Methods such as those described above all improve the prediction accuracy, but they are considered from the prediction method itself, and the influence of the wind speed rise and fall characteristics on the wind power prediction is less studied.
The concept of upwind and downwind is provided according to the lifting characteristic of the wind speed, a certain threshold value is set for marking a characteristic value for the wind speed at each moment, the training data dimension is increased, the rationality of the wind speed lifting characteristic in wind power prediction is verified by using three methods of an LSSVM (least squares support vector machine), an ELM (element-by-element model) and a GA-BP (genetic algorithm-BP), and compared with the method without considering the wind speed lifting characteristic, the prediction precision of the model can be obviously improved, and how to realize the description is the problem which needs to be solved at present.
Disclosure of Invention
The invention aims to solve the problems that in the prior art, research on the influence of wind speed lifting characteristics on wind power prediction is less, and prediction accuracy cannot be improved. The short-term wind power prediction method based on the GSA-LSSVM model overcomes the defects that the conventional prediction method cannot obtain better generalization capability, a single model cannot explain the complex conversion relation from wind speed to power, the sudden change of the wind speed is not considered to the prediction model and the like, improves the accuracy of the wind power plant in predicting the actual generated power in real time, and has good application prospect.
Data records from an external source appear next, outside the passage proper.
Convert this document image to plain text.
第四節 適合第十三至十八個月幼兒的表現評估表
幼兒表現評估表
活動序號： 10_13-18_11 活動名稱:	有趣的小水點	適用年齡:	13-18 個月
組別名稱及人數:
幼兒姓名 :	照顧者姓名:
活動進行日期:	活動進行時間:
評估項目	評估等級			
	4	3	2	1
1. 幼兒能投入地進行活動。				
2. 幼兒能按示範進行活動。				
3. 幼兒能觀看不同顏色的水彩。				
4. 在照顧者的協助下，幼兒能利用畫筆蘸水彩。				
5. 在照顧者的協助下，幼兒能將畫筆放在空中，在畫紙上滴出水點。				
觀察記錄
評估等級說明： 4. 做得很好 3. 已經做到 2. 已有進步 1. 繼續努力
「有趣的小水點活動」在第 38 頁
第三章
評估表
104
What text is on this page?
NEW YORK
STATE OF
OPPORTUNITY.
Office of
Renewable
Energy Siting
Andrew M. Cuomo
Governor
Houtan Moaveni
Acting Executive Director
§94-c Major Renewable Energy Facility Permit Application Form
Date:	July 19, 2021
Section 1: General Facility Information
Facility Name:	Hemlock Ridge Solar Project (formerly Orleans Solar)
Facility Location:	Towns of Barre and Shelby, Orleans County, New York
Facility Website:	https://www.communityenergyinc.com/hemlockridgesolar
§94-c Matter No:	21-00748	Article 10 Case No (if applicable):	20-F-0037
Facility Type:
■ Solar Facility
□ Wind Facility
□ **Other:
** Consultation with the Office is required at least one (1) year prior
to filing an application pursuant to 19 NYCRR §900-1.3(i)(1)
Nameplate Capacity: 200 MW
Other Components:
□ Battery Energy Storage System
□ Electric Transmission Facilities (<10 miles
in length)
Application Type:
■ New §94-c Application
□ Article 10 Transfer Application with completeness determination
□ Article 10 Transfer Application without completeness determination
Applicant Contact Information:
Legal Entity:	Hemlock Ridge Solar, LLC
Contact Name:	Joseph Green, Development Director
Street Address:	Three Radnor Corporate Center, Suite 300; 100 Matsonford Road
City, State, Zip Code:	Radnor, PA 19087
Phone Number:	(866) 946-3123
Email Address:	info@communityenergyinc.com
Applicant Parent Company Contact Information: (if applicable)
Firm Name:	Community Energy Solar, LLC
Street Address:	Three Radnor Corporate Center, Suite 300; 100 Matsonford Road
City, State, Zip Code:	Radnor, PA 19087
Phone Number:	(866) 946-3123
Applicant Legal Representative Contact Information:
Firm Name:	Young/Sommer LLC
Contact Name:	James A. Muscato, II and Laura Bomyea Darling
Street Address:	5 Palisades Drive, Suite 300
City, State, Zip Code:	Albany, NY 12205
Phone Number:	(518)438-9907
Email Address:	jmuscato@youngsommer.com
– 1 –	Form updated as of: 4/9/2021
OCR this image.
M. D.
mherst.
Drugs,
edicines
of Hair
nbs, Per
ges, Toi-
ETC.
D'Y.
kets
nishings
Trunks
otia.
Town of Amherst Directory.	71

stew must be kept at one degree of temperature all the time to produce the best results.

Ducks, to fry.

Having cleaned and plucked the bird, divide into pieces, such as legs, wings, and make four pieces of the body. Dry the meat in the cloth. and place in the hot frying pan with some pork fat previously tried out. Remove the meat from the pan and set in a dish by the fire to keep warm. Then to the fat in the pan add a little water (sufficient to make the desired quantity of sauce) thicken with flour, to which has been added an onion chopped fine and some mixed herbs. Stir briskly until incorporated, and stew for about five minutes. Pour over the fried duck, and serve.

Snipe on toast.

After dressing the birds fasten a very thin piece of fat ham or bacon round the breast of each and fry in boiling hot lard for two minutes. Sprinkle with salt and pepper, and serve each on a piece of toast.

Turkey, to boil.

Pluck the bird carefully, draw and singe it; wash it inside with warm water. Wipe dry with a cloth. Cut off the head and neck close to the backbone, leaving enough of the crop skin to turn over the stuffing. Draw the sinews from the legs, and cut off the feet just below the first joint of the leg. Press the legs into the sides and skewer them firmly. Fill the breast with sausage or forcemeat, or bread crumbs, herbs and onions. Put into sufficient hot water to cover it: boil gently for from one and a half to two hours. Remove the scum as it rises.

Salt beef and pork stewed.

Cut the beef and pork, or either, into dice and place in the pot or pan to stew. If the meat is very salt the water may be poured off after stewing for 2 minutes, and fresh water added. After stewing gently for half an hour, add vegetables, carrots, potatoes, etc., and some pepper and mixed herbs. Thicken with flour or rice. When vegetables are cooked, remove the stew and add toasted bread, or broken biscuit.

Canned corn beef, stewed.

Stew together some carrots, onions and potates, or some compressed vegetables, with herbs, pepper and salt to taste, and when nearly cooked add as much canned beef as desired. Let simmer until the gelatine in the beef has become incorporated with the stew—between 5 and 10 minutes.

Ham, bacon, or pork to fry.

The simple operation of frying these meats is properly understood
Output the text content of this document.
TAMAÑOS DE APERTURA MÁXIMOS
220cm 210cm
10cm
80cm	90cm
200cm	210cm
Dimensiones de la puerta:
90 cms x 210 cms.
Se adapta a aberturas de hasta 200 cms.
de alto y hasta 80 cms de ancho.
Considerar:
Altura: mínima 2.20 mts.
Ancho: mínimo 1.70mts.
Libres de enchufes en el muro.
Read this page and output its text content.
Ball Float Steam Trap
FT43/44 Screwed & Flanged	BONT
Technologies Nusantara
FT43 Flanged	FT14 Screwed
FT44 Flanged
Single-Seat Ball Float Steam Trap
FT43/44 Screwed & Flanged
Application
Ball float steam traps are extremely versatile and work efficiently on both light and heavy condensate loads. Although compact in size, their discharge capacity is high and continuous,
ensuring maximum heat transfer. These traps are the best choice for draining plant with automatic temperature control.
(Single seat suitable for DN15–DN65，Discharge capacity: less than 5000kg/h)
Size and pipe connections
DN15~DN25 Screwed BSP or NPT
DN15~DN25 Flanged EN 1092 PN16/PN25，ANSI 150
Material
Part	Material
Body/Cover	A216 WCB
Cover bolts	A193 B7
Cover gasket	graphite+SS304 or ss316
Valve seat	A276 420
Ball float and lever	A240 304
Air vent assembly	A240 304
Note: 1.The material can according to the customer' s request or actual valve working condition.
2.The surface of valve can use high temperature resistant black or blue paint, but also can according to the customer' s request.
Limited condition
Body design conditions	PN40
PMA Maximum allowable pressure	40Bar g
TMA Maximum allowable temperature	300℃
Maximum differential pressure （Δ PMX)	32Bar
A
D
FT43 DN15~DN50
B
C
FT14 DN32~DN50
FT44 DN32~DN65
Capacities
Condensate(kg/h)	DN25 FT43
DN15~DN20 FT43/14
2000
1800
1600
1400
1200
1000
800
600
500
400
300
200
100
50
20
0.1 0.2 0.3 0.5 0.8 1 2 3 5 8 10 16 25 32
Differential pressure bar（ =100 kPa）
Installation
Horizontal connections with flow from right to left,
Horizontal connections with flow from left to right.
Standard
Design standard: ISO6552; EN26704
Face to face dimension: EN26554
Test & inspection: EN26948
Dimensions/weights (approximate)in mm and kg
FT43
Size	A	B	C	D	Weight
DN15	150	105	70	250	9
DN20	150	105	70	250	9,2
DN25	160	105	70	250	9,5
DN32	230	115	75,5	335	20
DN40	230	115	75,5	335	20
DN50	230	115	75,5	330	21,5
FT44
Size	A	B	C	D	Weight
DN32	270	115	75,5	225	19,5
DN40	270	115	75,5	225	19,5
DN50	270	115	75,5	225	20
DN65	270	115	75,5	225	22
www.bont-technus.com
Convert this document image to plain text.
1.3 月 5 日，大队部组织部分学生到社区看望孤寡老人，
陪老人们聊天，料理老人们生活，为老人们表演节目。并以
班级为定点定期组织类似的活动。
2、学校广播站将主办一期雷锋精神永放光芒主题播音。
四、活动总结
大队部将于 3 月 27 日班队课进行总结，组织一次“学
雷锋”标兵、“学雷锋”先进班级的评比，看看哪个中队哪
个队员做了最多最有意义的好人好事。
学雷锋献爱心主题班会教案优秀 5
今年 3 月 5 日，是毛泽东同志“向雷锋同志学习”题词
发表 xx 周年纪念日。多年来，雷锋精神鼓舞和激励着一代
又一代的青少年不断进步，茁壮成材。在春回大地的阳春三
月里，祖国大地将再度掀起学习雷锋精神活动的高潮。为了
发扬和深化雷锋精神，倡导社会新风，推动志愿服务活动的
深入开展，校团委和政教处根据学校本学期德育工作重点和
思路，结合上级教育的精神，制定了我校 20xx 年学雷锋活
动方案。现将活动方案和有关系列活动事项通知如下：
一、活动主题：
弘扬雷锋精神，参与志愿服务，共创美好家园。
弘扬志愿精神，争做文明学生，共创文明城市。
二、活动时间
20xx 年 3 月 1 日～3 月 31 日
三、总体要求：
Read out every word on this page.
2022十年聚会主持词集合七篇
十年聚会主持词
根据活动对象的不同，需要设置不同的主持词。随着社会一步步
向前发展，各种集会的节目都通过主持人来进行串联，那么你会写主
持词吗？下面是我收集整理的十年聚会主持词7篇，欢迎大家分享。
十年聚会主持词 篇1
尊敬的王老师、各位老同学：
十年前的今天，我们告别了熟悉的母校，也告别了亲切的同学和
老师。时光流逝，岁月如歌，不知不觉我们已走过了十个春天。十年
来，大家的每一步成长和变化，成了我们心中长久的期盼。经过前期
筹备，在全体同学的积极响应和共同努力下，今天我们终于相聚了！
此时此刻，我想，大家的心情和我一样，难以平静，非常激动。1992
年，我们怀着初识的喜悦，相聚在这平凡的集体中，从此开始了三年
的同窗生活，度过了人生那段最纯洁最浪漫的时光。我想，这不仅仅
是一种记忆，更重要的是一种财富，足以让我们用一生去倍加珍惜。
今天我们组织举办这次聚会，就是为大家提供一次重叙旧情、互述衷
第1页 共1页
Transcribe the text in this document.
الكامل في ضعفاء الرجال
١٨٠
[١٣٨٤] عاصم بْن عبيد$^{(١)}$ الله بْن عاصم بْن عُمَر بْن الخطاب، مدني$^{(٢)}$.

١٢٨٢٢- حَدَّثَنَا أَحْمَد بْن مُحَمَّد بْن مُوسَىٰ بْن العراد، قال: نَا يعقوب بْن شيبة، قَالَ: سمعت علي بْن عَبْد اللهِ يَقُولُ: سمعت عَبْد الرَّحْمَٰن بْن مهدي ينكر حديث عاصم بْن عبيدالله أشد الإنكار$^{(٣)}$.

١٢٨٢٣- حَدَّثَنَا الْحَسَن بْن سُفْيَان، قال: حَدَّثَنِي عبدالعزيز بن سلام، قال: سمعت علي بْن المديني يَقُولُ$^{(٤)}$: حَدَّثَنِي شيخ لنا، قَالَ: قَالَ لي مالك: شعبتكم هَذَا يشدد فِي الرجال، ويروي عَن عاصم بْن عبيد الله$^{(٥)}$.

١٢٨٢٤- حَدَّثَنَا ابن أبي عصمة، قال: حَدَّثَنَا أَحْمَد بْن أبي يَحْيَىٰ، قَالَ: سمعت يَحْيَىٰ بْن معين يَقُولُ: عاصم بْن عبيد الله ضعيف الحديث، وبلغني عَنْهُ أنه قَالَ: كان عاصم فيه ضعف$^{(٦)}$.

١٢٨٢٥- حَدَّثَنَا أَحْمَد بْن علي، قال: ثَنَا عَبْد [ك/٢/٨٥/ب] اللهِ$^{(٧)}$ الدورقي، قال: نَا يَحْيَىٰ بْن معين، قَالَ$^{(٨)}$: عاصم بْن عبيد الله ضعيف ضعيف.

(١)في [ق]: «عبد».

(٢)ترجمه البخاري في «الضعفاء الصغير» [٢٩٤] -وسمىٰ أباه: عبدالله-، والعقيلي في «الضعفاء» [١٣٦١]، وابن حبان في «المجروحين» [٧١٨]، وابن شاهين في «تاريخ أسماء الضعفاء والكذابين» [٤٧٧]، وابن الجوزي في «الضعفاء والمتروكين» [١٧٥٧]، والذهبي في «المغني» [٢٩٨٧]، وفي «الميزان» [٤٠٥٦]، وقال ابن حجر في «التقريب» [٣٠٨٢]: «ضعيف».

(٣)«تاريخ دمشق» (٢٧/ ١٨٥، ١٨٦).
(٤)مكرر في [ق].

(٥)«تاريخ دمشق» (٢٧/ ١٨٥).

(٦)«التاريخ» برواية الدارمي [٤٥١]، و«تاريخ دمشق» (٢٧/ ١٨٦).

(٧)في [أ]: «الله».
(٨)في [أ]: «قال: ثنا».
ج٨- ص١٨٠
In order to achieve the purpose, the invention adopts the technical scheme that:
a short-term wind power prediction method based on a GSA-LSSVM model is characterized by comprising the following steps: comprises the following steps of (a) carrying out,
step (A), acquiring measured data (v (t) and p (t)) of a wind power plant, wherein t is sampling time, t is a natural number greater than 0, v (t) is measured wind speed, and p (t) is measured power;
step (B), performing data preprocessing on the actually measured data (v (t), p (t)) of the wind power plant, including abnormal data elimination and missing data filling, and obtaining denoised dataWherein,in order to remove the noise of the wind speed,is the denoised power;
step (C), denoising the data according to the formula (1)Classifying according to the time sequence to obtain new three groups of data, namely upwind data, downwind data and smooth data;
wherein RP is the gradient of wind speed rising or falling, Delta T is a time interval, and the values of the parameters RP and Delta T are determined by comparing the results of multiple experiments;
step (D), collecting the annual actual measurement wind speed power data of a plurality of fans into a wind speed power grade table, and setting the range of the wind speed as 0, vco],vcoCutting out wind speed in m/s, dividing the wind speed into n grades, and obtaining the average value P of all power in the L grade according to the formula (2)LWherein L belongs to n, thereby obtaining a wind speed power curve which is the power of the average wind speed in the same level,
wherein p isiThe power corresponding to the ith wind speed on the L-th level is obtained, L represents the level of the wind speed power, and m represents the number of samples contained in the L-th level range;
step (E), drawing a wind speed and power scatter diagram of the classified upwind data, downwind data and steady data, comparing and observing the wind speed and power scatter diagram with a wind speed and power curve, determining the rule of upwind scatter points, downwind scatter points and the wind speed and power curve, determining that the wind speed rise and fall have influence on the wind power prediction precision, and obtaining that the upwind is slightly lower than the average level and the downwind is slightly higher than the average level;
selecting RBFs as kernel functions by applying an LSSVM model, determining punishment parameters gamma and RBF kernel hyper-parameters, optimizing the LSSVM model by adopting an improved gravity search algorithm GSA, determining optimal parameters, improving the prediction precision and convergence speed of the model, and forming an optimized GSA-LSSVM model;
and (G) taking the classified upwind data, downwind data and smooth data as the input of a GSA-LSSVM model, carrying out training by self-adapting to the parameters of the upwind, downwind and smooth three types, inputting the data to be predicted into the trained three types of models, recombining the obtained three types of power prediction results according to the element time sequence, and completing the prediction of the short-term wind power.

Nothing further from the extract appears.